Twenty-nine years ago, one of the greatest artists of all time was murdered (or assassinated – I’m not big on conspiracy theories, but frankly this type of thing happened too often and always to inconvenient people).
No matter how many times this song has been used and abused by the media, if you listen to it without the fashionable cynicism that so many people have bought into, it remains heartbreakingly beautiful. No-one has ever managed to talk about the ideals of peace and equality and freedom of thought in a clearer way. No book of philosophy, no political tract, no grand speech has ever achieved the beauty and perfection of Imagine.
Lennon was a real humanist: not a fanatic there-is-no-god-and-genes-are-everything type, but someone who saw and understood that what matters above everything else is the here and now, and how we treat each other. But he wasn’t just an idle idealist, and none of his songs are abstractly idealistic – not even Imagine. No, he sang to us about how we can build a better world, a world with a different economic and political system, and with different cultural and philosophical values; not a perfect world, but a world in which everyone can seek their own path, in which we do not fear gods and emperors, in which we do not worry about heaven or hell, but in which we do our best to be kind to each other today.

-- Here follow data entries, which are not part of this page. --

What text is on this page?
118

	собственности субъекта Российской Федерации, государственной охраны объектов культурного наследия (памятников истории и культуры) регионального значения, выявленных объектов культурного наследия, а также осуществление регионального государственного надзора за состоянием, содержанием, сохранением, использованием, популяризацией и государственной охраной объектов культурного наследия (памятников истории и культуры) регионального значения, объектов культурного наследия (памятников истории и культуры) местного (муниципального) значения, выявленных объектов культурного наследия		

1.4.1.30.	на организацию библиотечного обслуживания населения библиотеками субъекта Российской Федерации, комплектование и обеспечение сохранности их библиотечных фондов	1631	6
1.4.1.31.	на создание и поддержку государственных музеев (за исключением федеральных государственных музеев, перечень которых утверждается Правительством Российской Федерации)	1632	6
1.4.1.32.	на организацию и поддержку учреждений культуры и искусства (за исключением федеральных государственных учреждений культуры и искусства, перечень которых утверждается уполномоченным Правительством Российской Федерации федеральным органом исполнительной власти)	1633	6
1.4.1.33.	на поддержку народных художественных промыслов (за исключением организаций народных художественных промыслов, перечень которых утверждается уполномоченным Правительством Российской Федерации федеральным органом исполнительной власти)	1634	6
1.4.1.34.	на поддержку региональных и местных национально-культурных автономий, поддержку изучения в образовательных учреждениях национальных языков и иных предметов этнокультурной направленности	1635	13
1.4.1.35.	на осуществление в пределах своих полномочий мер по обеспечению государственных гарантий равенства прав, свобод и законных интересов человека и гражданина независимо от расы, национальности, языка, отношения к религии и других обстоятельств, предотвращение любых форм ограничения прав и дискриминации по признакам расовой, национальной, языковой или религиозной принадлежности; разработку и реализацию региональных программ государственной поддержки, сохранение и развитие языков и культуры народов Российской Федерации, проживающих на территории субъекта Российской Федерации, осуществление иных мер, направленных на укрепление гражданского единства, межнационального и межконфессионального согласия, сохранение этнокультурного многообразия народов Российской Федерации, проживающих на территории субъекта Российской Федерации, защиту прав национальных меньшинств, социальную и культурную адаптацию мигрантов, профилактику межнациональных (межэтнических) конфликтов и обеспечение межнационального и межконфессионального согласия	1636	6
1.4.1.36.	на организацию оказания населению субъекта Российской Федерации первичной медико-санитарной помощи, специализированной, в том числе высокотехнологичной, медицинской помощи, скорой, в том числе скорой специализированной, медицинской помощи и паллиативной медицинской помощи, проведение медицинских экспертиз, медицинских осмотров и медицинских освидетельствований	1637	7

This is not an impossible dream. It is a dream, but it is an achievable dream. We can’t change the innate problems of being a sentient being with emotions and desires – we can’t eliminate loneliness, or jealousy, or anger – but we can build a society which allows us to live differently. We have built parts of this society before, in the many aeons of the world. We can do it again.
That’s what Imagine is about, and that’s why it’s still so powerful: because we can easily imagine this world.
What is now proved was once only imagined.